Student reportedly brought gun to Lawrence High in response to off-campus threat

District calls on families to secure guns after firearm removed from student during lunch


Alex Stark

A police car is parked by Lawrence High School on Thursday afternoon, a day after a firearm was confiscated from a student.

By Daniel Davidson, Online Co-Editor in Chief

Parents need to help students and faculty keep schools safe by securing weapons in the home, Superintendent Anthony Lewis said Thursday in a tweet.

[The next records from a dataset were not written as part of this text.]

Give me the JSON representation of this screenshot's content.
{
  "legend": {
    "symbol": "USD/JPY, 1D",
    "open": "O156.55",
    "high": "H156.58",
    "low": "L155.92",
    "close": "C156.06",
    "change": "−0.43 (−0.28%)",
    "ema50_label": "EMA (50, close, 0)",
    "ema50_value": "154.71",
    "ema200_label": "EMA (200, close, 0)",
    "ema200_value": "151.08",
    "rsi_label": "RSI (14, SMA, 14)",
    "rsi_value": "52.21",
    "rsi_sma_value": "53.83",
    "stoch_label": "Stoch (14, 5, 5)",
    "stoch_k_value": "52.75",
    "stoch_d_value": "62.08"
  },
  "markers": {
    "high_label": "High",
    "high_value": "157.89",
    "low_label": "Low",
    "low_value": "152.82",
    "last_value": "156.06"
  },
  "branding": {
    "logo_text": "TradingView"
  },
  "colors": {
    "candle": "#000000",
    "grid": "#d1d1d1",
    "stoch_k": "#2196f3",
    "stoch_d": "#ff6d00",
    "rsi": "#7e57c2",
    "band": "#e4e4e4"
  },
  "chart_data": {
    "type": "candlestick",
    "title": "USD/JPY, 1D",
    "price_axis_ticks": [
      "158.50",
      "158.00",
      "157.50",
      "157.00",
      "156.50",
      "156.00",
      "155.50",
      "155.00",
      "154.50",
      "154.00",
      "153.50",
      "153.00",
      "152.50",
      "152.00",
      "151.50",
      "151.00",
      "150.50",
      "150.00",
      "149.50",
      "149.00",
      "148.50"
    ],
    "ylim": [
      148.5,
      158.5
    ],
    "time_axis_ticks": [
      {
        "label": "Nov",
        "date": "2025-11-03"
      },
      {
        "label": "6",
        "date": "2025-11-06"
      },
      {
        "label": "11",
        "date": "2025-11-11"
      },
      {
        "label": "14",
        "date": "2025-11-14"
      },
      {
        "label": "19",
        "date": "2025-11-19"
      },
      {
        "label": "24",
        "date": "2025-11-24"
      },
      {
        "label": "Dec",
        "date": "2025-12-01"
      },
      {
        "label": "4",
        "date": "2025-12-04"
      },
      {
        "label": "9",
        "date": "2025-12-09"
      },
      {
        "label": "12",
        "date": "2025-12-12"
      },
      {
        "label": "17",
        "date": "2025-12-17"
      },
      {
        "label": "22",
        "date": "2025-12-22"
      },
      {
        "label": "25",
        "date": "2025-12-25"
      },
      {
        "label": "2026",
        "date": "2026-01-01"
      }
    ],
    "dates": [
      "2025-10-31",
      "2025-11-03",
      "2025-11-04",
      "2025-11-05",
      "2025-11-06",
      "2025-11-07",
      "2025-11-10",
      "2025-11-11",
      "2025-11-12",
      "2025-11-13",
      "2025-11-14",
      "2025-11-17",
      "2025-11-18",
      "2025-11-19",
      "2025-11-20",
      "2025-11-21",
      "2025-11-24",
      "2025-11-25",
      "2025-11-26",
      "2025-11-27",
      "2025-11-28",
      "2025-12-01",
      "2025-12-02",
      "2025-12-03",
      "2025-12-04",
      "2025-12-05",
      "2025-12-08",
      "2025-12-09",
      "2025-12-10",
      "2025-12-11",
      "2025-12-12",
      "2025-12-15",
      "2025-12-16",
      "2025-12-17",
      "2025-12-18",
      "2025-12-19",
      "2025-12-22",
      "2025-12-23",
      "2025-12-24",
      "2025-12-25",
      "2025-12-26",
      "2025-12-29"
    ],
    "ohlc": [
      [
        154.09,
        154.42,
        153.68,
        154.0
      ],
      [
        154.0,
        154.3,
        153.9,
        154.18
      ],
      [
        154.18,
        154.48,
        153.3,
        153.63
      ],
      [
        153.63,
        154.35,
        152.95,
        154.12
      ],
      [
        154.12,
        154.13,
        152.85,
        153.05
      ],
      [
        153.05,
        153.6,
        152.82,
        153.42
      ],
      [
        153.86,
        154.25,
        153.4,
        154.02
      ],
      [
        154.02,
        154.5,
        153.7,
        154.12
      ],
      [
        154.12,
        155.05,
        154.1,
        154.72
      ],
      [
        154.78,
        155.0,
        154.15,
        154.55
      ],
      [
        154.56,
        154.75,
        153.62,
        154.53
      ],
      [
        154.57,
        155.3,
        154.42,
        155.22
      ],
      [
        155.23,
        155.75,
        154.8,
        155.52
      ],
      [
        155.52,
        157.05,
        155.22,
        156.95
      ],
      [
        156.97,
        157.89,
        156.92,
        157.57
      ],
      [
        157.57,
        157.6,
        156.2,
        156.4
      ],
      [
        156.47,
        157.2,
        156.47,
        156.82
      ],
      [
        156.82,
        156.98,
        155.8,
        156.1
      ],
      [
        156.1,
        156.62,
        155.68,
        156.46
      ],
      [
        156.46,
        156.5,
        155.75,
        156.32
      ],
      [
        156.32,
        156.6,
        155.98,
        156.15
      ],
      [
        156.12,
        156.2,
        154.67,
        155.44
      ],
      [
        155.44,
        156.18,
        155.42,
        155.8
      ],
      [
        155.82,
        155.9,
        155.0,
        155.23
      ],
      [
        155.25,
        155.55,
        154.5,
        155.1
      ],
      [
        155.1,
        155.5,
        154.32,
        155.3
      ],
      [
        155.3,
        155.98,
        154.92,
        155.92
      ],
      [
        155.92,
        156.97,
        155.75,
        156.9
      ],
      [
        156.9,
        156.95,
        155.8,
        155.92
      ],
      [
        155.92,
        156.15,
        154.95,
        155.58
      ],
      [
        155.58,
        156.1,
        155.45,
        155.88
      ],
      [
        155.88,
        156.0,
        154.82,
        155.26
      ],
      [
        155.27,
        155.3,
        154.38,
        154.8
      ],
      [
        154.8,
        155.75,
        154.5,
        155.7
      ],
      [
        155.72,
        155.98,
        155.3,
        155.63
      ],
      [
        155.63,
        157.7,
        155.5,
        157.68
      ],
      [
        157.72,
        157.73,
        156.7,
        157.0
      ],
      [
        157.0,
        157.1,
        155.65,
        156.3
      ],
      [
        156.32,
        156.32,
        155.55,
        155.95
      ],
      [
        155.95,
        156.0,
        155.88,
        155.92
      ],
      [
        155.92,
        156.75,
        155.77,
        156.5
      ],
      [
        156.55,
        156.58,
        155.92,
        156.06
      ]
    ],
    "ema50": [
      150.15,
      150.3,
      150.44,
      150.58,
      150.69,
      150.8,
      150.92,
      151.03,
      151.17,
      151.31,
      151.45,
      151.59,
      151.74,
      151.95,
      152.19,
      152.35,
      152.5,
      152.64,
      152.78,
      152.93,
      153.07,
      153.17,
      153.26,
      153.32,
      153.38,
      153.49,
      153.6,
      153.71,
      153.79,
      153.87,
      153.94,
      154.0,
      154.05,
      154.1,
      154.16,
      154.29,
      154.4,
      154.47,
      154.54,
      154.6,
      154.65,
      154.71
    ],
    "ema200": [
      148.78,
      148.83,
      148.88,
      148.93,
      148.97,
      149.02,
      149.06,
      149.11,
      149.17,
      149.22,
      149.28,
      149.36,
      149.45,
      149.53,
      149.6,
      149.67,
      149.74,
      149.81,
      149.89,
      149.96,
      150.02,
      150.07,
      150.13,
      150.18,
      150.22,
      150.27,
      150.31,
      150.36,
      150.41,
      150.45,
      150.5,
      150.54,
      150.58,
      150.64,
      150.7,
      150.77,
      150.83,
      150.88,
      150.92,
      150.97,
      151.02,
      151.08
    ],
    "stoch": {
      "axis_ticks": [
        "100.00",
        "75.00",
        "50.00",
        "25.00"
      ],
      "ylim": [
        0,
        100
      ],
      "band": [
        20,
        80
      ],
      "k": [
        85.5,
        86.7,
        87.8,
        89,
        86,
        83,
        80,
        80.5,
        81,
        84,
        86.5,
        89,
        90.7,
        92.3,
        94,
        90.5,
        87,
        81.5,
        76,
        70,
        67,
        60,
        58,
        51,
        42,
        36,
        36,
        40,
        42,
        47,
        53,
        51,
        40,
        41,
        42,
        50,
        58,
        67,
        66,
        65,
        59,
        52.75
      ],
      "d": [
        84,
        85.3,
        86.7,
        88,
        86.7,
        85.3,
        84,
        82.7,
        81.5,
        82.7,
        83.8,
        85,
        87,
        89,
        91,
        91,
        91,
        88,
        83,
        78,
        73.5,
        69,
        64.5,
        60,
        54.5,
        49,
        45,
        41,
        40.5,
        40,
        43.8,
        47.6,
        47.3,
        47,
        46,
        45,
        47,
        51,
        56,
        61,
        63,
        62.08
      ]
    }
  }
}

His call to action came a day after a loaded handgun was confiscated without incident from a student at Lawrence High on the first school day back from winter break.

“Our message to students, staff and families has been that if you see or hear something, say something,” Lewis said. “Our children and staff are doing their part. We need the community’s support to help keep all of our children safe.”


Faculty and the Lawrence Police Department confiscated the firearm after receiving a tip from a student, according to a district news release on Wednesday by director of communications Julie Boyle. No threats were made.

Administrators contacted law enforcement at 1:14 p.m. Wednesday, and the first officer arrived on the scene at 1:20 p.m., according to an email sent to The Budget on Thursday by Patrick Compton of the LPD’s public affairs unit.

Students said they saw the classmate removed by security team members and administrators during third lunch. The student resource officer usually assigned to Lawrence High was training at the time of the incident, but another SRO in the district responded shortly after the patrol officer, Compton said. Security guards are employed through the district while SRO’s are also Lawrence police officers.

Junior Joel Rose said he saw security guards approach a student in the corner of the lunchroom but assumed it had to do with drug paraphernalia.

“One of them took his backpack off and told him to start walking toward the front office,” Rose said. “I don’t know if they told him to raise his hands, but he did.”

Although administrators didn’t specify the type of firearm to staff, teachers said they were told during a staff meeting on Wednesday after school that the student had kept the gun in a satchel strung across his chest during the day. According to a tweet by USD 497, the gun was obtained from a “family member’s home.”

This marks the fourth weapon confiscated by administrators in the last two school years — two involving a firearm and one a taser last February. In all cases involving a firearm, a tip from students led to the discovery of the weapon by staff.

“Continue to help us encourage students to report safety concerns to a teacher or another adult at school,” interim Principal Cynthia Johnson said in a letter to LHS families on Wednesday. “Open communication leads to prevention!”

Similar to at least one other firearm incident last year, administrators determined the student’s intent to be self-protection. In this case, a conflict began during winter break and the student brought the firearm with the intent to protect himself from off-campus threats, according to a USD 497 tweet and an email sent to faculty members by school administrators on Thursday.

School board policy and state law state that when a weapon is brought on campus, the student will be expelled for no less than one year of school. Exceptions to this policy come at the superintendent’s discretion.

On Thursday, faculty members were reminded by email that the school’s mental health team is open to students who have concerns or need support. Members of the team can be accessed through the Student Services office.

The several safety incidents last year resulted in greater efforts to build relationships between faculty and students, as well as a community conversation hosted by Lewis at Lawrence High. The district has also partnered with BeSMART, an organization that advocates firearm safety education.

“I think It’s kind of crazy that people bring stuff like that to school especially because it was our first day back from school,” junior Alicia Robinson said. “It’s kind of scary because it’s happened multiple times so we don’t know if it’s going to happen again.”

Update 1/10/2020 10:02 a.m. — Compton, in an email to The Budget on Friday, confirmed the firearm confiscated was a handgun.

Sami Turner and Meriel Salisbury contributed to this report.